Kerala’s Christians find themselves in front of an important challenge: that of unity. This is what Rev. Olav Fykse Tveit, Secretary General of the World Council of Churches (WCC), explained during a keynote address he gave last Saturday on the occasion of the 175th anniversary of the reform of the Christian community of Malankara in the Indian state of Kerala.

During the course of his speech at the ceremony held at the headquarters of the Mar Thoma Syrian Church of Malabar, the Secretary General of the WCC stated that “the reform of 1836 was accomplished thanks to the spirit of mutual responsibility which leads each one of us not to look to our own interests and go our own ways but, on the contrary, to be liable together for the other vocations and decisions within the community”.

During his first visit to India, the Secretary General of the WCC has been able to deepen his contacts with the leaders of ancient Christian communities especially in the southern region of the sub-continent. The faithful of Mar Thoma Syrian Church of Malabar lay the roots of their faith back to the year 52 AD, when St Thomas, one of Jesus’ 12 apostles, arrived on a boat to the port of Kodungalloor, in the region of Malankara, where at that time there was a Jewish community. According to tradition, St Thomas started to preach the Good News of Christ and there were many conversions among the local populations.

Referring to the historical tradition of that ancient Christian community in Malankara and to the unity of faith that unites these Christians in India with those who have emigrated all over the world, Rev.

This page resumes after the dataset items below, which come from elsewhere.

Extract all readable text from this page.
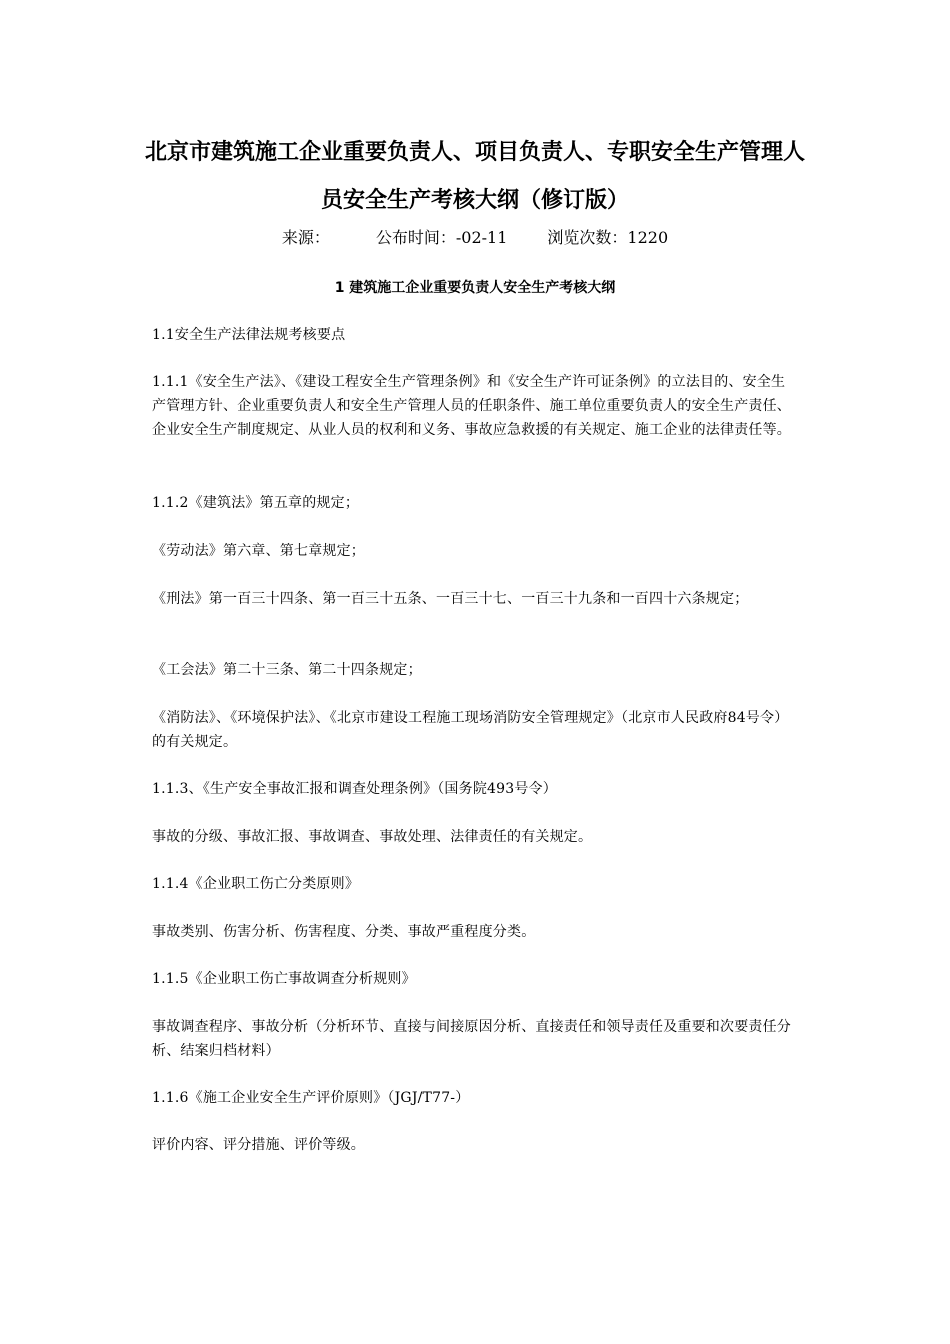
北京市建筑施工企业重要负责人、项目负责人、专职安全生产管理人
员安全生产考核大纲（修订版）
来源：	公布时间：-02-11	浏览次数：1220
1 建筑施工企业重要负责人安全生产考核大纲
1.1安全生产法律法规考核要点
1.1.1《安全生产法》、《建设工程安全生产管理条例》和《安全生产许可证条例》的立法目的、安全生产管理方针、企业重要负责人和安全生产管理人员的任职条件、施工单位重要负责人的安全生产责任、企业安全生产制度规定、从业人员的权利和义务、事故应急救援的有关规定、施工企业的法律责任等。
1.1.2《建筑法》第五章的规定；
《劳动法》第六章、第七章规定；
《刑法》第一百三十四条、第一百三十五条、一百三十七、一百三十九条和一百四十六条规定；
《工会法》第二十三条、第二十四条规定；
《消防法》、《环境保护法》、《北京市建设工程施工现场消防安全管理规定》（北京市人民政府84号令）的有关规定。
1.1.3、《生产安全事故汇报和调查处理条例》（国务院493号令）
事故的分级、事故汇报、事故调查、事故处理、法律责任的有关规定。
1.1.4《企业职工伤亡分类原则》
事故类别、伤害分析、伤害程度、分类、事故严重程度分类。
1.1.5《企业职工伤亡事故调查分析规则》
事故调查程序、事故分析（分析环节、直接与间接原因分析、直接责任和领导责任及重要和次要责任分析、结案归档材料）
1.1.6《施工企业安全生产评价原则》（JGJ/T77-）
评价内容、评分措施、评价等级。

Olav Fykse Tveit said: “In every place where  today your communities are present, we affirm the need to advance ecumenical dialogue on both the local and national level”. Such communities of faithful belonging to Mar Thoma Syrian Church of Malabar are found in North America, Europe, Africa, Australia and New Zealand. For the Secretary General of the WCC “the rich tradition of Christians in Malankara, based on the spirit of reform, has given the possibility to your communities to cast yourself onto the wider horizon of the ecumenical movement, independent of the place they currently have in your communities”.

In India today, Christians represent a minority with a percentage of the population ranging from 3 to 6 percent depending on the region. Beside the Catholic Church, the majority of Christian communities in India adhere to the National Council of the Churches and to the Evangelical Fellowship of India.